Rossa hanya mendelik. Tidak suka jika obrolannya dengan suaminya sendiri diinterupsi oleh orang lain.
"Anak itu mendengarkan kalian sedari tadi di luar," sambung Silvia sambil bersedekap.
"He?"
"Oh! Biarkan saja! Biar dia semakin paham bahwa dia harus menomorsatukan kehormatan dan reputasi keluarga!" sahut Roland.
"Apa dia masih di luar?" tanya Rossa.
Silvia menggeleng. "Dia langsung pergi saat kami hendak masuk ke sini," jawabnya. "Sepertinya dia lebih memilih dicoret dari daftar warisanmu, Kak Roland."
Terlihat kilatan di mata Roland.
***
Aku nggak diakui lagi di keluarga? Fine! seru Aurora dalam hati, menahan rasa sakit hati dan juga amarah yang bercampur baur. Ia menyeka air mata yang menyeruak di pelupuk mata, nyaris tumpah. Lalu menginjak pedal gas, mengendarai mobilnya keluar dari rumah yang sejak saat itu tidak akan pernah lagi ia singgahi.
Tanpa diinginkan, kenangan hidupnya selama ini terbayang di benaknya, bagai sebuah kilas balik. Aurora adalah anak gadis yang manis, kesayangan semua orang. Seorang putri yang selalu mendapatkan perhatian berlimpah dari Roland dan Rossa. Sungguh, selama ini Aurora bertekad tidak akan pernah mengecewakan Roland maupun Rossa, demi membalas kasih sayang serta perhatian dari mereka.
Namun rupanya situasi kali ini berbeda. Untuk pertama kalinya Aurora bersikap membangkang. Menolak dengan keras keinginan kedua orangtuanya yang seakan tidak mau memahami apa yang ia rasakan.
Apa boleh buat, ini hidupku. Aku yang bertanggung jawab atas kebahagiaanku sendiri! Kalau memang mama papa nggak bisa mengerti ... Mungkin inilah jalan yang terbaik. Udah seharusnya aku bisa tegas memilih jalan hidup mana yang ingin aku tempuh ... Selamat tinggal Papa, Mama, Aurora akan selalu sayang kalian. Tapi kali ini Aurora harus bisa mengambil keputusan. Maaf bila Aurora bikin kalian kecewa. Selamat tinggal, batin Aurora dalam hati, berharap yang diucapkannya dalam diam itu bisa terdengar oleh Roland dan Rossa.
***
"Begitu ya, Om, jadi Aurora memilih pergi?" sahut Luan lesu saat menerima telepon dari Roland.

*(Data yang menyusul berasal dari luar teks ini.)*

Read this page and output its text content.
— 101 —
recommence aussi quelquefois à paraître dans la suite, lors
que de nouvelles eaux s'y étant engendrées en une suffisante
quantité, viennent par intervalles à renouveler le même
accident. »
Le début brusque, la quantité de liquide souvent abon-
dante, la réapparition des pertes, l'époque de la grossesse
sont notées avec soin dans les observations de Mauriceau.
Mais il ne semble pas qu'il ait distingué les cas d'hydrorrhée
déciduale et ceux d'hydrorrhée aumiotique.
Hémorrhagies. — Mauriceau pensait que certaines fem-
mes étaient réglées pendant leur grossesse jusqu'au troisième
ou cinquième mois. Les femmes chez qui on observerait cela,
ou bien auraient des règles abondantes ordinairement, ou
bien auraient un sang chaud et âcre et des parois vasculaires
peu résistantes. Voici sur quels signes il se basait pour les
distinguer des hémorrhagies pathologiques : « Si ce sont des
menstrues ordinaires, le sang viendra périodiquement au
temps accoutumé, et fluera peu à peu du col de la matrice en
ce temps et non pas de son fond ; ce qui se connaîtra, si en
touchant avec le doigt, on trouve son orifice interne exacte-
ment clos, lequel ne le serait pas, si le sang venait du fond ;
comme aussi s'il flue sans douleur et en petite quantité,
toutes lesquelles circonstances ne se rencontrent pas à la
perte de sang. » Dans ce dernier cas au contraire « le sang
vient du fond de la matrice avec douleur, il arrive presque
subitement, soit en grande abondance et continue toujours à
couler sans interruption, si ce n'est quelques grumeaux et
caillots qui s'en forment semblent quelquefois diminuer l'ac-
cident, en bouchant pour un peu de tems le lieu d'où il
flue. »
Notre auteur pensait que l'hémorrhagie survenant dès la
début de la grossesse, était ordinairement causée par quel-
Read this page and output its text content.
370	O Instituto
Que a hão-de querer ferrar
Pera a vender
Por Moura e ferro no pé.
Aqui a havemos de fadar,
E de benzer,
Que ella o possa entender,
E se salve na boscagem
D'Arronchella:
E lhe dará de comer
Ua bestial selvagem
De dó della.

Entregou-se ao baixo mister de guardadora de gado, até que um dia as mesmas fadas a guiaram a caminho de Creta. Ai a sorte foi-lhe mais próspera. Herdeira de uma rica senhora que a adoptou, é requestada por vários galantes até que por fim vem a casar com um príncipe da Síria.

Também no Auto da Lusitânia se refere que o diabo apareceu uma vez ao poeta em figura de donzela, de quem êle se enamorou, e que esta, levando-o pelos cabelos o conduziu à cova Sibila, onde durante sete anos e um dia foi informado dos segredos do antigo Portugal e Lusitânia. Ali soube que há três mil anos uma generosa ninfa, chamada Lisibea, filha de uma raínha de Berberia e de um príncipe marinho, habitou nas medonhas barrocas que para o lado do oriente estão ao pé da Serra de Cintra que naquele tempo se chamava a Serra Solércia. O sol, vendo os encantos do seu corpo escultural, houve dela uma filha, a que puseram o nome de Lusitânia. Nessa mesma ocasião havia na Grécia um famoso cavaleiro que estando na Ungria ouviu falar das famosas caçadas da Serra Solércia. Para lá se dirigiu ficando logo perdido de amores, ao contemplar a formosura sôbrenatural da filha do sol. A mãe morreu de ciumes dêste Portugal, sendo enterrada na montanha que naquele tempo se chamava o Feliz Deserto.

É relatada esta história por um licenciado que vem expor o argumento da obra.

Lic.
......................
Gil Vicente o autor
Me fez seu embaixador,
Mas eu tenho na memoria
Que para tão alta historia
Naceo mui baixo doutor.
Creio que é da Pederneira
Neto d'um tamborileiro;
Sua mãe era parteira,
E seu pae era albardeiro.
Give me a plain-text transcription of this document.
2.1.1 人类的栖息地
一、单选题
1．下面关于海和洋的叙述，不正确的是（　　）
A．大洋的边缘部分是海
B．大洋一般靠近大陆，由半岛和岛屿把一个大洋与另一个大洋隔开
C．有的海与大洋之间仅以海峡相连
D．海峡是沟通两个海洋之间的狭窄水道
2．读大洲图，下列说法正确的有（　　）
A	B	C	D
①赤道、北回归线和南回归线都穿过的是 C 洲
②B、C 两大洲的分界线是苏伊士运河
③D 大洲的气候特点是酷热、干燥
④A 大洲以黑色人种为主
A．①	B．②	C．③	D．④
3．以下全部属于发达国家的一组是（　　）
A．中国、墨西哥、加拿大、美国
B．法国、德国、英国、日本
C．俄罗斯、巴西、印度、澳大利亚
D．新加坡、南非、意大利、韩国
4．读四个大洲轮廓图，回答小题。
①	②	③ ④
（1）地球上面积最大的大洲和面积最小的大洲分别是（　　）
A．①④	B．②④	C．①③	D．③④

"Padahal tadinya saya berharap bisa memberimu kabar yang menggembirakan. Tapi malah ...." Roland berdecak. "Banyak yang harus saya bicarakan denganmu, Nak Luan. Besok langsung temui saya di kantor. Saya sedang suruh orang untuk cari tahu siapa orang yang membuat Aurora tega berbuat seperti ini padamu. Kita bahas selengkapnya besok."
"Baik, Om. Sampai ketemu," tutup Luan.
Tidak dia sangka, Mustika sang tante sudah berada di belakangnya. "Jadi Roland gagal menyuruh anaknya itu menebus kesalahannya?"
KAMU SEDANG MEMBACA
I Hate You, Husband
Roman d'amour"Apa anakku tahu kalau aku berada di balik ini semua?" tanya Roland. Luan menggeleng. "Aurora sama sekali tidak ada kepikiran ke sana, Om." Senyum yang terkesan licik tersungging di wajah Roland. "Jadi dia percaya, kalau kamu murni ingin bantu dia...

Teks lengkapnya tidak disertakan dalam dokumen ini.